Saturday, February 09, 2008

Neferetiti's Eyes

Archaeology Magazine - Nefertiti's Eyes (Earl R. Ertmman)

Archaeology has a feature in the March/April 2008 issue entitled Nefertiti's Eyes, which you can see online at the above address.

Did the queen's distinctive feature become a symbol of Egyptian royalty?

All eyes were on the Valley of the Kings the morning of February 5, 2006, when our expedition first looked into the chamber now known as KV63, the first tomb found in Egypt's Valley of the Kings since that of Tutankhamun (KV62) in 1922.

Press speculation was rampant over what the tomb might hold. Would our expedition find the mummies of royal women from the late 18th Dynasty, such as Queen Nefertiti, thought by some to be Tut's mother? Or the six princesses she bore to the pharaoh Akhenaten, including Tut's queen, Ankhesenamun? The mummies of these women have either not been found or identified. Perhaps they were removed from Akhenaten's capital at Amarna when a later king, presumably Tut, returned to the traditional capital of Thebes on the Nile opposite the Valley of the Kings. Did Tut rebury them in the Valley?

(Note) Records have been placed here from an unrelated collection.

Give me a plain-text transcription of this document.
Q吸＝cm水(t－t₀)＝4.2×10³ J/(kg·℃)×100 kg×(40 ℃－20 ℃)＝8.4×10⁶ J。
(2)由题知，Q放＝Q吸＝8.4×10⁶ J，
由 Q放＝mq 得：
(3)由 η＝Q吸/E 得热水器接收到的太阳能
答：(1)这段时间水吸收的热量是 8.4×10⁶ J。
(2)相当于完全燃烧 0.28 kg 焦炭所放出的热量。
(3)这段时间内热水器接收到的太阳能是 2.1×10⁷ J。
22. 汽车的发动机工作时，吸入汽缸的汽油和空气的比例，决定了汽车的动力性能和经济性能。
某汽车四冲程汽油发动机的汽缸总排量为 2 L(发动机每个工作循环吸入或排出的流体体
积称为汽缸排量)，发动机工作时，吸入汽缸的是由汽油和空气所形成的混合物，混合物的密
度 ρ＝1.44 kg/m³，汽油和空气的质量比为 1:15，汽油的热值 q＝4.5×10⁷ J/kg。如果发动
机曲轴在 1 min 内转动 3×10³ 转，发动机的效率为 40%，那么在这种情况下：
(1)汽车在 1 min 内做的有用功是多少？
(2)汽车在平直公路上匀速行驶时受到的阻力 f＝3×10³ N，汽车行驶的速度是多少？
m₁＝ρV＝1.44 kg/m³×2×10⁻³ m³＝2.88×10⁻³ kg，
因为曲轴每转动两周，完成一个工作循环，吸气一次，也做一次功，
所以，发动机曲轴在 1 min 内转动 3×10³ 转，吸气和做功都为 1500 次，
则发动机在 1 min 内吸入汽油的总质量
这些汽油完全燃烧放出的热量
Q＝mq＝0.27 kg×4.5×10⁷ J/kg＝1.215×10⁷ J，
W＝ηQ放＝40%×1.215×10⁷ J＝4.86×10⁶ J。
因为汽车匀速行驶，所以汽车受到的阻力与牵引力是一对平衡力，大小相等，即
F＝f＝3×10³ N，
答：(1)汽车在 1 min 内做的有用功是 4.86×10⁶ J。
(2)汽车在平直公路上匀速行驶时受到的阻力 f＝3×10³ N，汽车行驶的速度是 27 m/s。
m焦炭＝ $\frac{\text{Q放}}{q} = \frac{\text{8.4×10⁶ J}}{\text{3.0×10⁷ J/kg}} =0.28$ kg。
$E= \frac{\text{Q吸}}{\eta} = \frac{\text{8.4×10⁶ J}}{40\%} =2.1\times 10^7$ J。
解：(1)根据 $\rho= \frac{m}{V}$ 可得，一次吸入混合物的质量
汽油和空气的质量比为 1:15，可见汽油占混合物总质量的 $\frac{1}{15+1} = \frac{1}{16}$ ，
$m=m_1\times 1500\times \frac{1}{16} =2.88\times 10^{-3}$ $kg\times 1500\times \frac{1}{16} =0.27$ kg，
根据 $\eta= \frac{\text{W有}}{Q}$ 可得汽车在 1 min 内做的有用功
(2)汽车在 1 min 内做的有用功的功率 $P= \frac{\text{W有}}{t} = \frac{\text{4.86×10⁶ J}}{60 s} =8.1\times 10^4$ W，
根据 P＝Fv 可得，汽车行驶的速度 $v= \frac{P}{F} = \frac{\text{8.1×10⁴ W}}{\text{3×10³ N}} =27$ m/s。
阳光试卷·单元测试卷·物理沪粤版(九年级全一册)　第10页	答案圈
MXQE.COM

After taking out several stones blocking the doorway from the tomb shaft into the chamber, we peered through the narrow opening. Inside, we could see many large ceramic jars and several wooden coffins, some with yellow-painted faces. The press speculation was incorrect on all counts. We found no mummies in any of the tomb's seven coffins and no inscriptions to tell us for whom these coffins were initially intended.

But while studying the coffins, I discovered--in the eyes of faces painted on three of them--an intriguing link to Nefertiti, the queen whose name means, simply, "the beautiful one has come." While none of the coffins held Nefertiti's remains, the eyes may tell us something unexpected about her celebrated beauty. Was it in part the result of a genetic syndrome?